As Chris Wiley, who helped set up the company put it, people's activities on the Internet mirror the whole of their lives, not just what their friends or family might see. By harvesting this data, Cambridge Analytica could, for example, identify if someone was more likely to be influenced by a particularly emotive video and could therefore work with people and campaigns, such as Steve Bannon who ran Donald Trump's and was heavily involved in CA, to target people with advertising that would make them more likely to vote a certain way.
These uncoverings were followed by another whistle-blower from the 'Vote Leave' campaign, who claims that him and his friend were used as a diversion for money paid to a Canadian sister company of Cambridge Analytica, which Wiley also helped to create, in order to breach election spending rules.
These allegations were followed by the raiding of CA's offices, and an apology from Mark Zuckerberg and brings into question the integrity and unchecked power of huge social media companies, who, it seems, have the power to undermine the democratic process and influence elections. As a piece in the New Statesman put it, these companies are not on a mission to 'connect the world' but are rather ultimately advertising firms who make billions, and potentially trillions, out of the people's data.

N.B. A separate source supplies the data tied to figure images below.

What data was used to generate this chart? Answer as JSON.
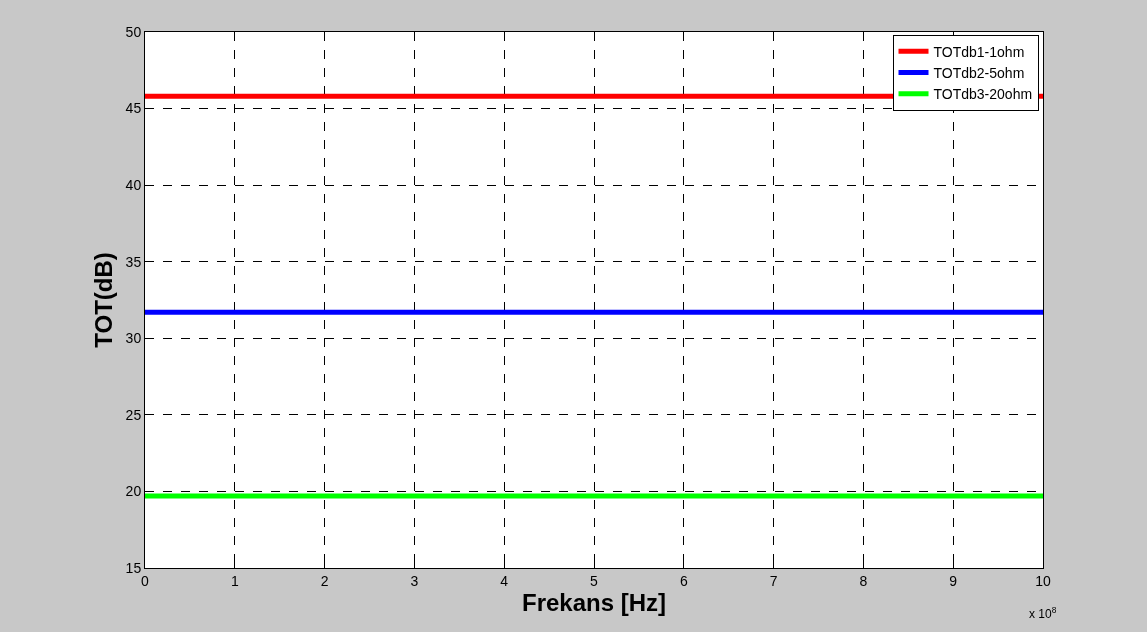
{
  "chart_data": {
    "type": "line",
    "xlabel": "Frekans [Hz]",
    "ylabel": "TOT(dB)",
    "annotations": [
      "x 10$^{8}$"
    ],
    "x": [
      0,
      10
    ],
    "series": [
      {
        "name": "TOTdb1-1ohm",
        "color": "#ff0000",
        "values": [
          45.8,
          45.8
        ]
      },
      {
        "name": "TOTdb2-5ohm",
        "color": "#0000ff",
        "values": [
          31.7,
          31.7
        ]
      },
      {
        "name": "TOTdb3-20ohm",
        "color": "#00ff00",
        "values": [
          19.7,
          19.7
        ]
      }
    ],
    "xlim": [
      0,
      10
    ],
    "xticks": [
      0,
      1,
      2,
      3,
      4,
      5,
      6,
      7,
      8,
      9,
      10
    ],
    "ylim": [
      15,
      50
    ],
    "yticks": [
      15,
      20,
      25,
      30,
      35,
      40,
      45,
      50
    ],
    "grid": true,
    "legend": "top right",
    "marker": "none",
    "line_style": "solid"
  }
}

The long-term fallout is only beginning, and regulation will probably take a long time to implement, although the EU have already begun to put measures in place, but the scandal this week is proof of something I and many others have suspected for a long time - social networks now have immense power.
Brexit never ends
Amidst the data scandal and continued fallout from the Skripal poisoning, it was easy to miss the signing of a deal on a Brexit transition period, in which Britain's status will be effectively that of Norway's, with little deviation from the current legal status, avoiding the 'cliff edge' that would harm business, were Britain to leave all of the EU's institutions overnight. The agreement doesn't seem to satisfy anyone however, with hard-line Brexiteers unhappy with the continued jurisdiction of the ECJ and the lack of change it will make to fishing policy during the period and many Remainers, like me, hoping that the whole thing still won't go ahead anyway and, if it does, the future relationship will be similar to the one outlined in the transitional deal.

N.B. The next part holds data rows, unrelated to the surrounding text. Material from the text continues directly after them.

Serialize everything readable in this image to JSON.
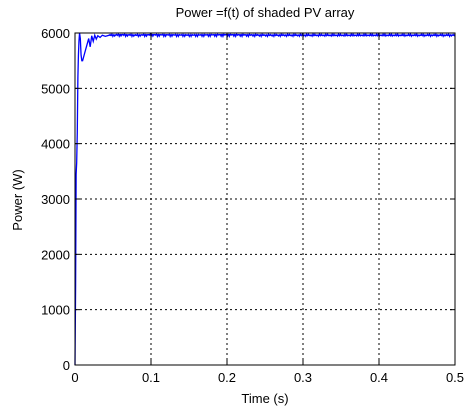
{
  "chart_data": {
    "type": "line",
    "title": "Power =f(t) of shaded PV array",
    "xlabel": "Time (s)",
    "ylabel": "Power (W)",
    "xlim": [
      0,
      0.5
    ],
    "ylim": [
      0,
      6000
    ],
    "xticks": [
      0,
      0.1,
      0.2,
      0.3,
      0.4,
      0.5
    ],
    "xtick_labels": [
      "0",
      "0.1",
      "0.2",
      "0.3",
      "0.4",
      "0.5"
    ],
    "yticks": [
      0,
      1000,
      2000,
      3000,
      4000,
      5000,
      6000
    ],
    "ytick_labels": [
      "0",
      "1000",
      "2000",
      "3000",
      "4000",
      "5000",
      "6000"
    ],
    "grid": true,
    "grid_style": "dotted",
    "series": [
      {
        "color": "#0000ff",
        "x": [
          0,
          0.0008,
          0.0015,
          0.0022,
          0.003,
          0.0038,
          0.0045,
          0.0052,
          0.006,
          0.007,
          0.008,
          0.009,
          0.01,
          0.012,
          0.014,
          0.016,
          0.018,
          0.02,
          0.022,
          0.024,
          0.026,
          0.028,
          0.03,
          0.033,
          0.036,
          0.04,
          0.045,
          0.05,
          0.06,
          0.08,
          0.1,
          0.15,
          0.2,
          0.25,
          0.3,
          0.35,
          0.4,
          0.45,
          0.5
        ],
        "y": [
          0,
          1450,
          3450,
          3650,
          4200,
          5200,
          5600,
          5850,
          6000,
          5900,
          5600,
          5500,
          5500,
          5600,
          5700,
          5800,
          5900,
          5750,
          5950,
          5850,
          5960,
          5890,
          5950,
          5920,
          5960,
          5940,
          5960,
          5960,
          5970,
          5960,
          5970,
          5960,
          5970,
          5960,
          5960,
          5960,
          5960,
          5960,
          5960
        ]
      }
    ]
  }
}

New and blue, not 'De la Rue'
For all I wanted to ignore this story, the hysteria surrounding it has been hard to avoid - the blue passports on which people seemed when voting to leave the EU will not be made in the UK as they previously have been. Instead, the contract will go to a Franco-Dutch company, part owned by the French government, which will make them at a lower cost. Completely disregarding the fact that they support a privatised rail system that means the train network in this country is run largely by operators owned by foreign governments, including the Dutch and German, many right-wing Tory MPs, notably the Rees-Moggists, have branded the decision a disgrace. The Home Office argues it is in the interest of competition.

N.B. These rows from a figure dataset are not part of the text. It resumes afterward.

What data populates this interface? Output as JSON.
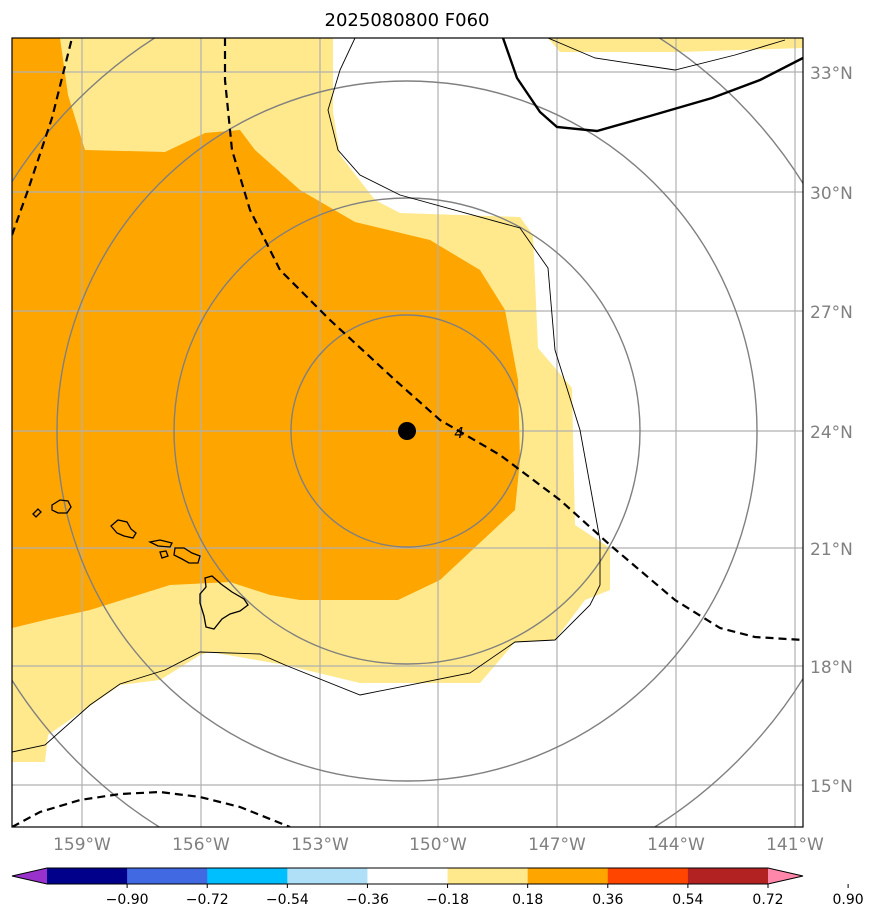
{
  "title": "2025080800 F060",
  "map": {
    "lat_labels": [
      "33°N",
      "30°N",
      "27°N",
      "24°N",
      "21°N",
      "18°N",
      "15°N"
    ],
    "lon_labels": [
      "159°W",
      "156°W",
      "153°W",
      "150°W",
      "147°W",
      "144°W",
      "141°W"
    ],
    "contour_label": "4",
    "colors": {
      "fill_light": "#ffe98c",
      "fill_orange": "#ffa500",
      "grid": "#b0b0b0",
      "range_rings": "#808080",
      "coast": "#000000"
    }
  },
  "colorbar": {
    "colors": [
      "#9932cc",
      "#00008b",
      "#4169e1",
      "#00bfff",
      "#b0e0f8",
      "#ffffff",
      "#ffe98c",
      "#ffa500",
      "#ff4500",
      "#b22222",
      "#ff88aa"
    ],
    "labels": [
      "−0.90",
      "−0.72",
      "−0.54",
      "−0.36",
      "−0.18",
      "0.18",
      "0.36",
      "0.54",
      "0.72",
      "0.90"
    ]
  }
}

No longer the McMaster of his own destiny
Not a week goes by without Donald Trump firing someone in his cabinet (insert lame joke about The Apprentice here), or so it seems. The relatively moderate general H.R.McMaster, the incumbent National Security Advisor has, after taking a tough stance against Russia, been replaced by John Bolton - a security 'expert' who believes that the US should launch pre-emptive strikes against Iran and North Korea in order to prevent conflict and protect the West. I'll leave you to figure that one out.
There will be more to come on the stories of the Russian spy poisoning, after which the diplomatic crisis has further escalated, and Jeremy Corbyn's sacking of Owen Smith.